In summary, 1, the clinical indirect measurement instrument for the tibial rotation angle is convenient to use and simple to operate, is specially designed for measurement of the tibial torsion angle, and reduces the error of the measurement result to the greatest extent;

2. compared with cadaver measurement, the clinical indirect measurement device for the tibia rotation angle can be used for measurement on different single living bodies, and has practical significance for diseases of patients; compared with CT medical image measurement, the device has the advantages that the cost is low, the device can be repeatedly used, and the cost is greatly saved in the aspect of measuring the tibia torsion angle.

In the description herein, references to the description of "one embodiment," "an example," "a specific example," etc., mean that a particular feature, structure, material, or characteristic described in connection with the embodiment or example is included in at least one embodiment or example of the invention. In this specification, the schematic representations of the terms used above do not necessarily refer to the same embodiment or example. Furthermore, the particular features, structures, materials, or characteristics described may be combined in any suitable manner in any one or more embodiments or examples.

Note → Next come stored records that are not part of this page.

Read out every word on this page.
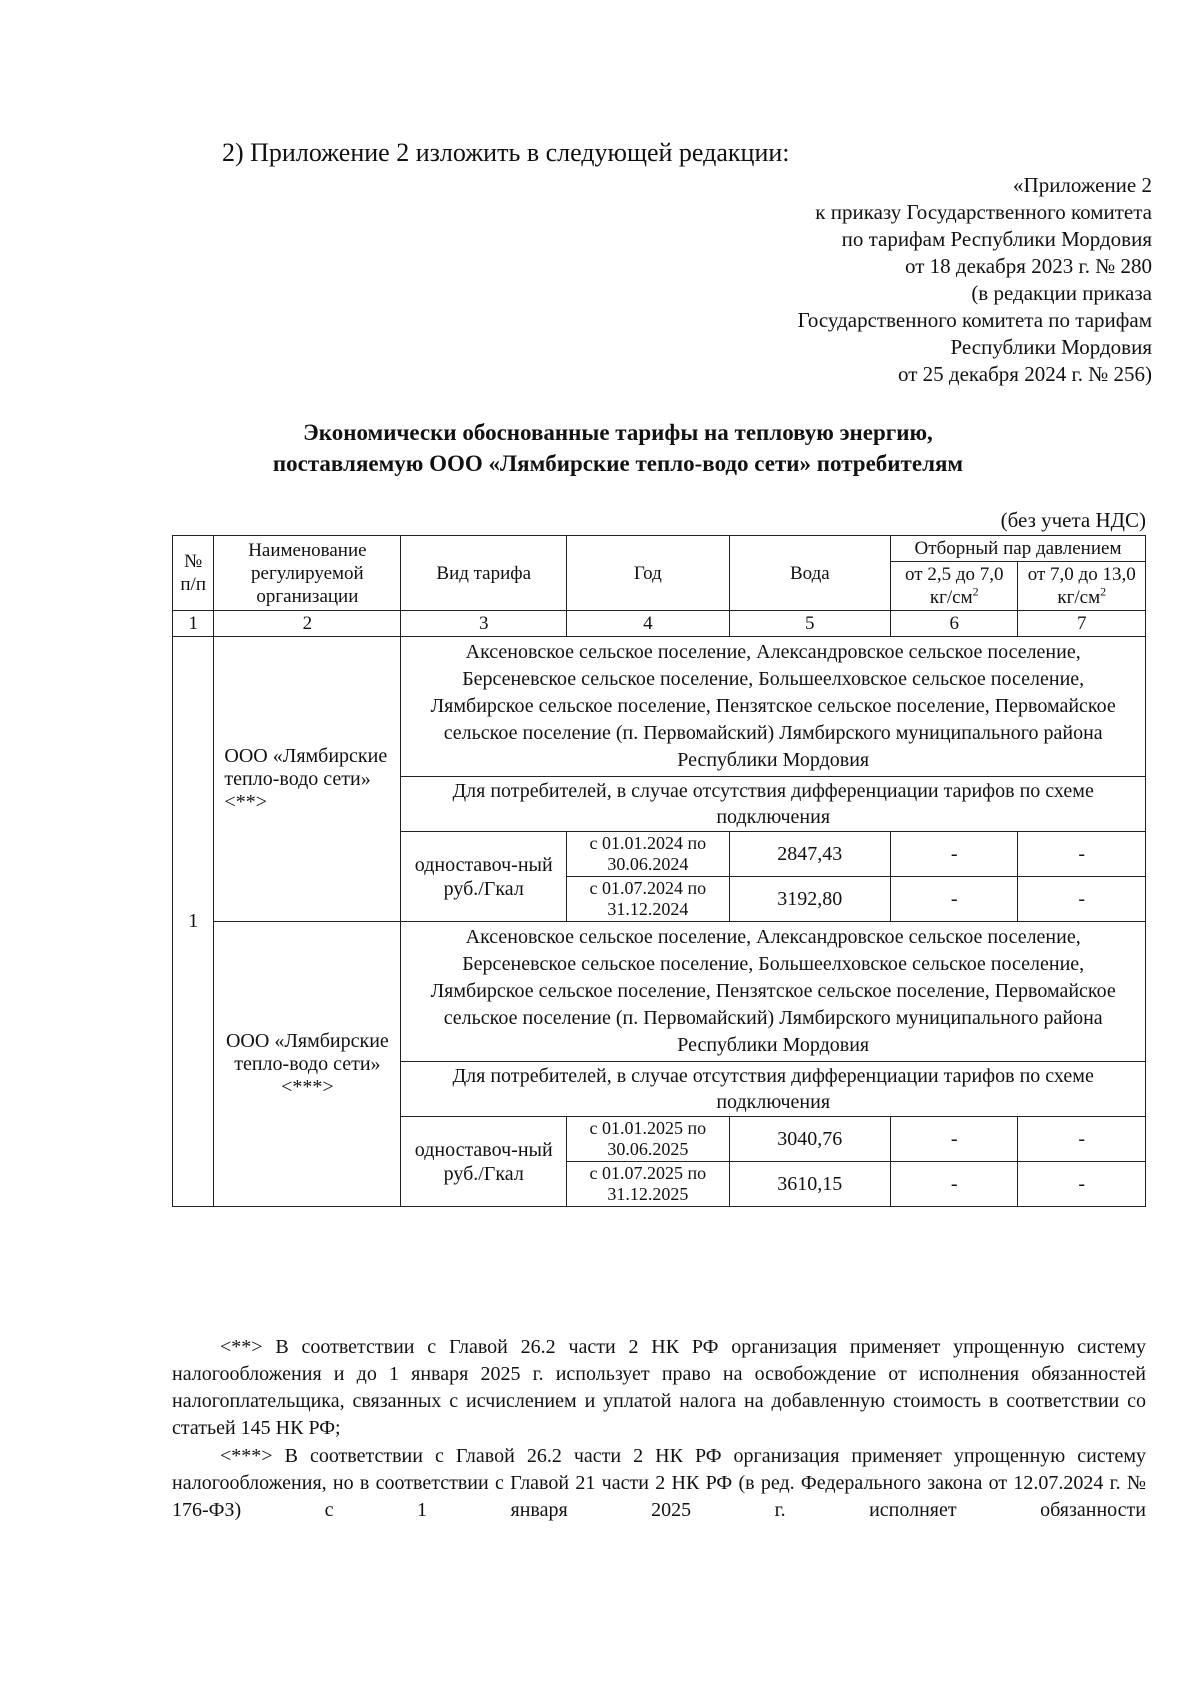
2) Приложение 2 изложить в следующей редакции:
«Приложение 2
к приказу Государственного комитета
по тарифам Республики Мордовия
от 18 декабря 2023 г. № 280
(в редакции приказа
Государственного комитета по тарифам
Республики Мордовия
от 25 декабря 2024 г. № 256)
Экономически обоснованные тарифы на тепловую энергию,
поставляемую ООО «Лямбирские тепло-водо сети» потребителям
(без учета НДС)
№ п/п	Наименование регулируемой организации	Вид тарифа	Год	Вода	Отборный пар давлением	
					от 2,5 до 7,0 $кг/см^2$	от 7,0 до 13,0 $кг/см^2$
1	2	3	4	5	6	7
1	ООО «Лямбирские тепло-водо сети» <**>	Аксеновское сельское поселение, Александровское сельское поселение, Берсеневское сельское поселение, Большеелховское сельское поселение, Лямбирское сельское поселение, Пензятское сельское поселение, Первомайское сельское поселение (п. Первомайский) Лямбирского муниципального района Республики Мордовия				
		Для потребителей, в случае отсутствия дифференциации тарифов по схеме подключения				
		одноставоч-ный руб./Гкал	с 01.01.2024 по 30.06.2024	2847,43	-	-
			с 01.07.2024 по 31.12.2024	3192,80	-	-
	ООО «Лямбирские тепло-водо сети» <***>	Аксеновское сельское поселение, Александровское сельское поселение, Берсеневское сельское поселение, Большеелховское сельское поселение, Лямбирское сельское поселение, Пензятское сельское поселение, Первомайское сельское поселение (п. Первомайский) Лямбирского муниципального района Республики Мордовия				
		Для потребителей, в случае отсутствия дифференциации тарифов по схеме подключения				
		одноставоч-ный руб./Гкал	с 01.01.2025 по 30.06.2025	3040,76	-	-
			с 01.07.2025 по 31.12.2025	3610,15	-	-

<**> В соответствии с Главой 26.2 части 2 НК РФ организация применяет упрощенную систему налогообложения и до 1 января 2025 г. использует право на освобождение от исполнения обязанностей налогоплательщика, связанных с исчислением и уплатой налога на добавленную стоимость в соответствии со статьей 145 НК РФ;

<***> В соответствии с Главой 26.2 части 2 НК РФ организация применяет упрощенную систему налогообложения, но в соответствии с Главой 21 части 2 НК РФ (в ред. Федерального закона от 12.07.2024 г. № 176-ФЗ) с 1 января 2025 г. исполняет обязанности
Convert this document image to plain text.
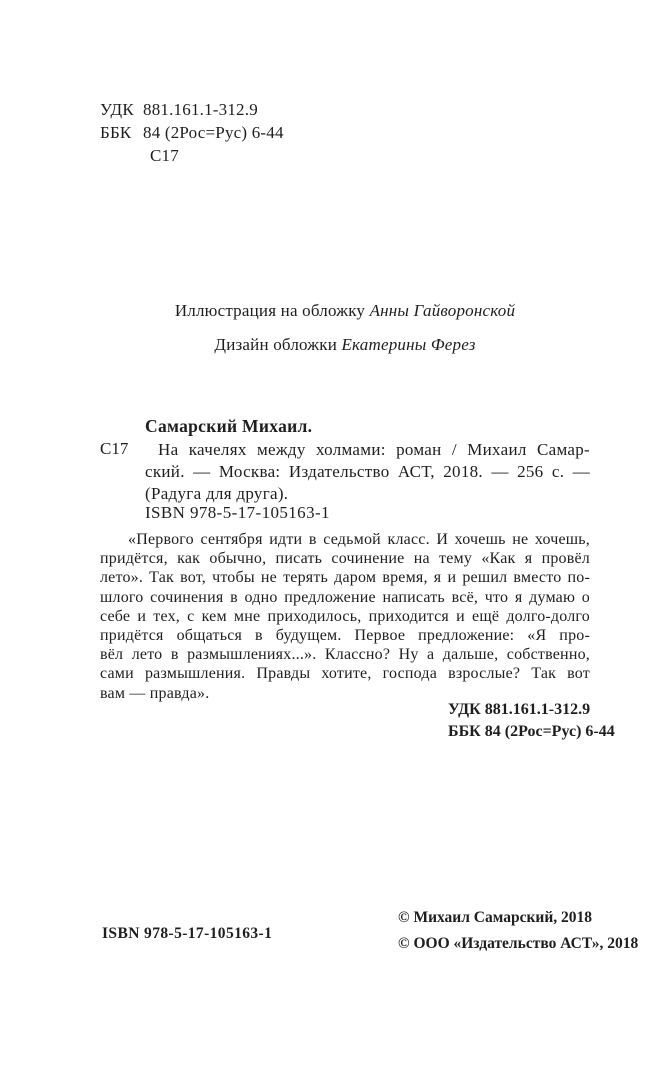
УДК 881.161.1-312.9
ББК 84 (2Рос=Рус) 6-44
С17
Иллюстрация на обложку Анны Гайворонской
Дизайн обложки Екатерины Ферез
Самарский Михаил.
С17	На качелях между холмами: роман / Михаил Самар-
ский. — Москва: Издательство АСТ, 2018. — 256 с. —
(Радуга для друга).
ISBN 978-5-17-105163-1
«Первого сентября идти в седьмой класс. И хочешь не хочешь,
придётся, как обычно, писать сочинение на тему «Как я провёл
лето». Так вот, чтобы не терять даром время, я и решил вместо по-
шлого сочинения в одно предложение написать всё, что я думаю о
себе и тех, с кем мне приходилось, приходится и ещё долго-долго
придётся общаться в будущем. Первое предложение: «Я про-
вёл лето в размышлениях...». Классно? Ну а дальше, собственно,
сами размышления. Правды хотите, господа взрослые? Так вот
вам — правда».
УДК 881.161.1-312.9
ББК 84 (2Рос=Рус) 6-44
ISBN 978-5-17-105163-1
© Михаил Самарский, 2018
© ООО «Издательство АСТ», 2018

The preferred embodiments of the present invention disclosed above are intended only to help illustrate the present invention. The preferred embodiments are not intended to be exhaustive or to limit the invention to the precise embodiments disclosed. Obviously, many modifications and variations are possible in light of the above teaching. The embodiments were chosen and described in order to best explain the principles of the invention and its practical applications, to thereby enable others skilled in the art to best understand the invention for and utilize the invention. The present invention is limited only by the claims and their full scope and equivalents.

Claims (6)

1. A clinical indirect measurement instrument for a tibial rotation angle, comprising: the device comprises a longitudinal rod, a telescopic rod, a longitudinal rod lantern ring, an adjustable snap ring with a spring at the far end, a wing platform, a pointer, a far end protractor, a near end protractor, a telescopic rod lantern ring and an adjustable snap ring with a spring at the near end;

the inner part of the proximal end part of the longitudinal rod is hollow, and the distal end of the telescopic rod is telescopically connected in the hollow part of the proximal end of the longitudinal rod; the longitudinal rod is connected with a longitudinal rod lantern ring which can rotate around the longitudinal rod near the far end, two symmetrical sides of the longitudinal rod lantern ring are respectively connected with a wing platform, the joint of the longitudinal rod lantern ring and the wing platform is symmetrically hinged with two far end adjustable snap rings with springs, the springs are connected between the far end adjustable snap rings with the springs and the wing platforms, and the inner diameter between the two far end adjustable snap rings with the springs can be adjusted through the elasticity of the springs; the lower end of the longitudinal rod lantern ring is fixedly connected with a pointer; the far-end protractor lantern ring is fixedly connected to the longitudinal rod next to the longitudinal rod lantern ring, the far-end protractor lantern ring is vertically connected with a far-end protractor connecting rod, the far-end protractor connecting rod is perpendicular to the wing platform, and the far-end protractor is connected to the lower end of the far-end protractor connecting rod; the wing table, the longitudinal rod lantern ring, the adjustable snap ring with the spring at the far end, the pointer and the longitudinal rod locking knob form a whole;

the telescopic rod is fixedly connected with a telescopic rod lantern ring close to the near end, two symmetrical sides of the telescopic rod lantern ring are respectively connected with a wing platform, two adjustable clamping rings with springs at the near ends are symmetrically hinged at the joint of the telescopic rod lantern ring and the wing platforms, the springs are connected between the adjustable clamping rings with the springs at the near ends and the wing platforms, and the inner diameter between the two adjustable clamping rings with the springs at the near ends can be adjusted through the elasticity of the springs; the lower end of the telescopic rod lantern ring is fixedly connected with a pointer; the near-end protractor lantern ring is fixedly connected to the telescopic rod next to the telescopic rod lantern ring, the near-end protractor lantern ring is vertically connected with a near-end protractor connecting rod, the near-end protractor connecting rod is perpendicular to the wing platform, and the lower end of the near-end protractor connecting rod is connected with a near-end protractor; the wing table, the telescopic rod lantern ring, the pointer and the near-end adjustable clamping ring with the spring form a whole, and the whole is fixedly connected at the near-end of the telescopic rod.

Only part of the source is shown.